Kelly vs the Pentagon Number
The administration’s fiscal year 2027 proposal is a starting bid, not a final law, but the size of the request sets the tone for everything that follows. According to CBS News, the plan would represent a 42% increase from 2026 defense spending levels.
Kelly’s basic argument is that the number has outrun the moment. “They need to submit a defense budget that makes sense for the moment we’re in,” he said, pointing to how quickly the topline has grown since he arrived in the Senate.
He also framed the request as a global outlier, not just a domestic sticker shock. Kelly said the defense budget was just over $700 billion when he entered the Senate and that the new request is roughly double that, pushing close to what the rest of the world spends combined.
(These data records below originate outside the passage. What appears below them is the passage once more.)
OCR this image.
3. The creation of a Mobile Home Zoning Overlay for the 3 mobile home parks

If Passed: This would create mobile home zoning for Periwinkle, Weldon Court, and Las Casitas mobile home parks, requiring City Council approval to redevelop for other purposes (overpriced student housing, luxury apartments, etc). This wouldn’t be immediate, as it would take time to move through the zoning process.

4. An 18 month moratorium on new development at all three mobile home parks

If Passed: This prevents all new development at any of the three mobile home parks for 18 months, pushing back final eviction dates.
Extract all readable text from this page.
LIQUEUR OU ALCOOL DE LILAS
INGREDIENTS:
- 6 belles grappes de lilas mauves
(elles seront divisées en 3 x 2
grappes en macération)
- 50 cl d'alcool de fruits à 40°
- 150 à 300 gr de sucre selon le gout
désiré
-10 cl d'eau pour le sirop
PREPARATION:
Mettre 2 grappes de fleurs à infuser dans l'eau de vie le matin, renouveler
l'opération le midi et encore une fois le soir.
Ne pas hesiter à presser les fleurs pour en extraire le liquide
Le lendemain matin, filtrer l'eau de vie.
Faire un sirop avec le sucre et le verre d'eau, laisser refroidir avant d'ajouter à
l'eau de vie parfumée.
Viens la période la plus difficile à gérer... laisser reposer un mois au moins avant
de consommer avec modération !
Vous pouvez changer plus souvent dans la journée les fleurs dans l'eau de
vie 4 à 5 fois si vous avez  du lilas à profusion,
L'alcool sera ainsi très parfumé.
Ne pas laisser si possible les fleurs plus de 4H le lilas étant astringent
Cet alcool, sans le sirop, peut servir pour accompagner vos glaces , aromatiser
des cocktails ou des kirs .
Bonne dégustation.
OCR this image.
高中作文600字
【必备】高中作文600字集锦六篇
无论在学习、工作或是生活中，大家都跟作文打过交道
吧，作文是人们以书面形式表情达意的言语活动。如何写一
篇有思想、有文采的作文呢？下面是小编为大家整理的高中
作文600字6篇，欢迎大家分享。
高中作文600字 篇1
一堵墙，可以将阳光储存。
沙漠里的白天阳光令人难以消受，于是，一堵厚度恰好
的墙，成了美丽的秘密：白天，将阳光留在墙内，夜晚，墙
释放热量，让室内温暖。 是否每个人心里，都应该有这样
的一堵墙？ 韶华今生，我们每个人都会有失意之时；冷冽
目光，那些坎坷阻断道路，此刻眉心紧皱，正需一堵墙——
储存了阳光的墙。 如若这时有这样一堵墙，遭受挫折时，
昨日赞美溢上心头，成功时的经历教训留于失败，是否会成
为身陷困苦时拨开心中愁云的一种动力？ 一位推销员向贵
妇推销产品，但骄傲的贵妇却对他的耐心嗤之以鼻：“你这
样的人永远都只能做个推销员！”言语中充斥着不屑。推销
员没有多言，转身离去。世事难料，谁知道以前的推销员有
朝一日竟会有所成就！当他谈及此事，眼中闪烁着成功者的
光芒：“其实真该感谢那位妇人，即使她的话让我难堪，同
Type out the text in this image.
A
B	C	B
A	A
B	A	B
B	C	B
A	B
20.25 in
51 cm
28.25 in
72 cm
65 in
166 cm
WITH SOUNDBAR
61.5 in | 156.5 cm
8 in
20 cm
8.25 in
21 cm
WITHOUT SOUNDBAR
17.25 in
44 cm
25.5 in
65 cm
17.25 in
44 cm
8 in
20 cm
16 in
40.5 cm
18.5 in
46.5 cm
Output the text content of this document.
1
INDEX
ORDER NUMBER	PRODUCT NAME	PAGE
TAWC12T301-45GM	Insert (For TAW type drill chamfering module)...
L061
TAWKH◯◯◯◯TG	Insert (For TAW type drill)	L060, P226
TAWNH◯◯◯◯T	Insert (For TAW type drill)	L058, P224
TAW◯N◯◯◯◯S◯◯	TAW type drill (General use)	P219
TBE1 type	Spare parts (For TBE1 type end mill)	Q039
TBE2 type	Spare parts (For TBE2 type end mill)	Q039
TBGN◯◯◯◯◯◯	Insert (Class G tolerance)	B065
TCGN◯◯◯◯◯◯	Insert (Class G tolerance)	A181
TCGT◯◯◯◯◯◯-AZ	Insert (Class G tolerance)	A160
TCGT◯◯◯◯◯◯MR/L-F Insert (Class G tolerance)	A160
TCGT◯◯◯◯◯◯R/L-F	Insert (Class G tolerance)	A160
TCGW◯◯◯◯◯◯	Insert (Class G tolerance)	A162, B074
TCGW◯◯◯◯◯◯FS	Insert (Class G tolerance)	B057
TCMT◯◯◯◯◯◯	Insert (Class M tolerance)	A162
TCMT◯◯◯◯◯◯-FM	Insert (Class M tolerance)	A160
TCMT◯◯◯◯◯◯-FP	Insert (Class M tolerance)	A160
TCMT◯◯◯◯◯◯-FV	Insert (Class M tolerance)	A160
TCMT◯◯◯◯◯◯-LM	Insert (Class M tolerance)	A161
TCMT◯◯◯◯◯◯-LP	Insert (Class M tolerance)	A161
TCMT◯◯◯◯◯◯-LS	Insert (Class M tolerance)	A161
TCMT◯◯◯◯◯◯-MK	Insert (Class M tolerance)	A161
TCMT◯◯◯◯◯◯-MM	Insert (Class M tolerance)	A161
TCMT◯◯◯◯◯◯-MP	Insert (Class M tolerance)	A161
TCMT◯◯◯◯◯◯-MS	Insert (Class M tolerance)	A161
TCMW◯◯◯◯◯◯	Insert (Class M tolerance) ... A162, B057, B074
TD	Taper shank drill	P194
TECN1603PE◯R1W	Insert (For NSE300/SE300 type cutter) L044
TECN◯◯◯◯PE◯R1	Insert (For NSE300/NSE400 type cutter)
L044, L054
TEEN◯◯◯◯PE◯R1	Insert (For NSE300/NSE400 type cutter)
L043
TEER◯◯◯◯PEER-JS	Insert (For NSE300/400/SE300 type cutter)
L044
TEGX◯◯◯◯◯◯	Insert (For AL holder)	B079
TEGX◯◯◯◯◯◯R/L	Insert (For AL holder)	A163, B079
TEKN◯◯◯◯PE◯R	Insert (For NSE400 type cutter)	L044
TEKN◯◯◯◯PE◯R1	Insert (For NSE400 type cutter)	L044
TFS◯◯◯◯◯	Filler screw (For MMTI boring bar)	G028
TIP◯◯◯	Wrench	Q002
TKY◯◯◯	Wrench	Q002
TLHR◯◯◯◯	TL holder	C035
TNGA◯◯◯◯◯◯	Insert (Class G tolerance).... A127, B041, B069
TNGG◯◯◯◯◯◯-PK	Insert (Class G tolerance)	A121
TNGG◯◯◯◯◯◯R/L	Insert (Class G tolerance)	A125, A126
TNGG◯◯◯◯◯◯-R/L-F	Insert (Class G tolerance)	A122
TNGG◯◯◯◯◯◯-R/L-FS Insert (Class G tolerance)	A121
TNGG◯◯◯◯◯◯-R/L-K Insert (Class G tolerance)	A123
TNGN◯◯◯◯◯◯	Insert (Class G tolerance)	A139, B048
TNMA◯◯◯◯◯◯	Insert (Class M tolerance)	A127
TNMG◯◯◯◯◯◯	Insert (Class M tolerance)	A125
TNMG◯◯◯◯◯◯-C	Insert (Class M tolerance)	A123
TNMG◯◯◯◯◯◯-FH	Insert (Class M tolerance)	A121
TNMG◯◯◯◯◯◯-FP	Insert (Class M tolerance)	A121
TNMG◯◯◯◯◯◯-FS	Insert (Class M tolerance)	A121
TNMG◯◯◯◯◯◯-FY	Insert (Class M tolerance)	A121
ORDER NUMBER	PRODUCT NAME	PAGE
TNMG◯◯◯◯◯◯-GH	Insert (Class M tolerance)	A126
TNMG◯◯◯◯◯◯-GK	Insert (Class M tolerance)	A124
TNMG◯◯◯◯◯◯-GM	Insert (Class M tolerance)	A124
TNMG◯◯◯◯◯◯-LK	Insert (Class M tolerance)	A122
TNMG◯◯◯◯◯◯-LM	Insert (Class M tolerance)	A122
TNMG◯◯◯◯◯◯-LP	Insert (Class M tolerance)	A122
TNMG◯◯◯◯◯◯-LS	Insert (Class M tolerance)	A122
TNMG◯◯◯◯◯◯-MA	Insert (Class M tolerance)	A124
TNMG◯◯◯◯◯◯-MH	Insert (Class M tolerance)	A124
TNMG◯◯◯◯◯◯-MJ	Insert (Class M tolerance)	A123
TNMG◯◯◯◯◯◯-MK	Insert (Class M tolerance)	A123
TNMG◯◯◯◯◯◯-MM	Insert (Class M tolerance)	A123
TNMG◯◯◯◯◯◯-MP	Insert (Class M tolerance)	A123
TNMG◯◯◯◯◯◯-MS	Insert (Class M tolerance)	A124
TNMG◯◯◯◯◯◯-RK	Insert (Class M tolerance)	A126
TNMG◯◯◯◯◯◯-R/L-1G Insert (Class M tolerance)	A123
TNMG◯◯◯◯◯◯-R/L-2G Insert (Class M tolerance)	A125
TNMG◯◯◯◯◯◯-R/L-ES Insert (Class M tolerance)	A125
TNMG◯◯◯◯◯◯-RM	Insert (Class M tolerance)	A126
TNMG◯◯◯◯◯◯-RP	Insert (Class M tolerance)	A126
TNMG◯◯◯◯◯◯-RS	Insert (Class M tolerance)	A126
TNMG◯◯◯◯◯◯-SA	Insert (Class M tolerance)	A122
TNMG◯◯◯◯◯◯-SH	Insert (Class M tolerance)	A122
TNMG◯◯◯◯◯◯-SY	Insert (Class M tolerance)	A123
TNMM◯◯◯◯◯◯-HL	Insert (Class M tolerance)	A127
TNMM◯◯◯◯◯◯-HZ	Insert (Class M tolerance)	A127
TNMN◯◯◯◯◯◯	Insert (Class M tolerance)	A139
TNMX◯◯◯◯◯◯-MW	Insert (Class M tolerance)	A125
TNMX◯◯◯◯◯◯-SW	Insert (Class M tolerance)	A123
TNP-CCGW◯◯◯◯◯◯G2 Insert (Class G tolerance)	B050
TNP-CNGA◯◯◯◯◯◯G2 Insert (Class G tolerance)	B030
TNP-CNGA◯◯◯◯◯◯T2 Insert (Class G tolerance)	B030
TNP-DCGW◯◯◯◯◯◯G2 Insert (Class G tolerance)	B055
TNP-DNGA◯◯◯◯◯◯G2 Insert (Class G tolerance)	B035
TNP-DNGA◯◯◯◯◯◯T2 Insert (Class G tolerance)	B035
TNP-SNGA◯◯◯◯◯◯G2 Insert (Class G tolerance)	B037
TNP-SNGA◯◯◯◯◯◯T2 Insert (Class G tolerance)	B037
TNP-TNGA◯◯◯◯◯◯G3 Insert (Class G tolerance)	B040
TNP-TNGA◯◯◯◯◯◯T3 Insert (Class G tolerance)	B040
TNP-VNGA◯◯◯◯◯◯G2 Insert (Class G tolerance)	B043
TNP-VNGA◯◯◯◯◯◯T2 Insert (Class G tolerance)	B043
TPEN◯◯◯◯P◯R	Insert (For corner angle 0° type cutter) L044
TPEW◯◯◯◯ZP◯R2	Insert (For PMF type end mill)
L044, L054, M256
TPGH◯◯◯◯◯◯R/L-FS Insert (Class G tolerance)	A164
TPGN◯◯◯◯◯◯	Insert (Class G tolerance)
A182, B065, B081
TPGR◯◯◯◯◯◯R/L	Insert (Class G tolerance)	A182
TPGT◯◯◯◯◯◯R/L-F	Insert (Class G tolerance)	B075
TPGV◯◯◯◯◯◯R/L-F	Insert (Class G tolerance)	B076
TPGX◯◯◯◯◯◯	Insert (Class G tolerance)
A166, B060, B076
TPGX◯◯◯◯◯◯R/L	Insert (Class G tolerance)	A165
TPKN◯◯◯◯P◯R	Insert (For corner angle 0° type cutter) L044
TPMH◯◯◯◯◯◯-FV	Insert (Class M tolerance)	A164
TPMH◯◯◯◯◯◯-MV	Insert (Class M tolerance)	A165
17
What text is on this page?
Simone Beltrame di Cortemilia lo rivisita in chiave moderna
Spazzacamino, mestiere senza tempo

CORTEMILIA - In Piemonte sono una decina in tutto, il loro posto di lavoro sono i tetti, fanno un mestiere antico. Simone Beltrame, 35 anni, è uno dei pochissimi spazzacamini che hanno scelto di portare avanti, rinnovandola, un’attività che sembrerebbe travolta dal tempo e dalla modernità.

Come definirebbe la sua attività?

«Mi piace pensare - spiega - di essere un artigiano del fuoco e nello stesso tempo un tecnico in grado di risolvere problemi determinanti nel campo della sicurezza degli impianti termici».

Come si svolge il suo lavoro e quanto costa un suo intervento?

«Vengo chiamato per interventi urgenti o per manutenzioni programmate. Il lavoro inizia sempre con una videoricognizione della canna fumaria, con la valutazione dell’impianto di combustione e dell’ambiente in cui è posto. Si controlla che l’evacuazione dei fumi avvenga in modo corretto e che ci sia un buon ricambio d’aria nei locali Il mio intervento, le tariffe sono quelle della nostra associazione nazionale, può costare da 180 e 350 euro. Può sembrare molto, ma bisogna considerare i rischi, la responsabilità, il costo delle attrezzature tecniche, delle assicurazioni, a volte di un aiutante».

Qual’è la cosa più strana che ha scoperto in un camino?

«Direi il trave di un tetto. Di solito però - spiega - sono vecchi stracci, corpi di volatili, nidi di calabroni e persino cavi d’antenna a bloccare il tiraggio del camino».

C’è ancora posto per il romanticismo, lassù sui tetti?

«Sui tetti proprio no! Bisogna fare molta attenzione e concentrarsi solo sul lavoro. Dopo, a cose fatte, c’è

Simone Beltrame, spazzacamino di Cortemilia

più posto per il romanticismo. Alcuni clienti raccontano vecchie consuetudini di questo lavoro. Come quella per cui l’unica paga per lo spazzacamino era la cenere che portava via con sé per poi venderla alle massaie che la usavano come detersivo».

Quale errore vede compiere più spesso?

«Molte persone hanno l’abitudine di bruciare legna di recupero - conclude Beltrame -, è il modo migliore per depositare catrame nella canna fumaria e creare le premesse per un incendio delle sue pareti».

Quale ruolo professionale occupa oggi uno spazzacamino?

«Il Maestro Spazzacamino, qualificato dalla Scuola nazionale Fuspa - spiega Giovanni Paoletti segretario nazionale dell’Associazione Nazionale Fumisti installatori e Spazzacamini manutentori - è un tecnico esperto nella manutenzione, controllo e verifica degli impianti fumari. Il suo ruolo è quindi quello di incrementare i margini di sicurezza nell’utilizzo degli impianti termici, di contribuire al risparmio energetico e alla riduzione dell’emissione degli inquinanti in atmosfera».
Golden Dome, War Costs, and a Second Fight Over Math
Some items in the proposal are designed to be politically durable, including a pay raise for troops and funding to resupply munitions. Kelly’s sharper skepticism fell on the flashier projects, including a space-based missile defense concept described as a “Golden Dome” system.
Kelly warned that the idea could turn into an expensive physics lesson. “The physics on that stuff is really, really hard. I’m very confident we’re going to spend a lot of money, we’re going to get a system that doesn’t work,” he said.
Hovering over the whole budget debate is a second bill that could scramble the numbers: a supplemental request tied to the war with Iran. CBS News reported that a Pentagon official testified the war had cost about $25 billion, while U.S. officials familiar with internal assessments suggested the price tag could be closer to $50 billion.
Munitions, Leverage, and the Next Vote
Kelly also tied the budget fight to immediate readiness, saying Pentagon briefings raised alarms about how far the U.S. has drawn down certain munitions stockpiles during the Iran conflict. For Congress, that is where abstract trillions turn into a leverage question: what gets funded first, what slips, and who owns the risk if deterrence frays elsewhere.
The administration still has to sell its plan to lawmakers who can rewrite it line by line, and Kelly sits in the room where that rewriting starts. The next tell will be whether the “Golden Dome” stays a marquee item, or becomes the budget’s easiest target when the supplemental war bill lands.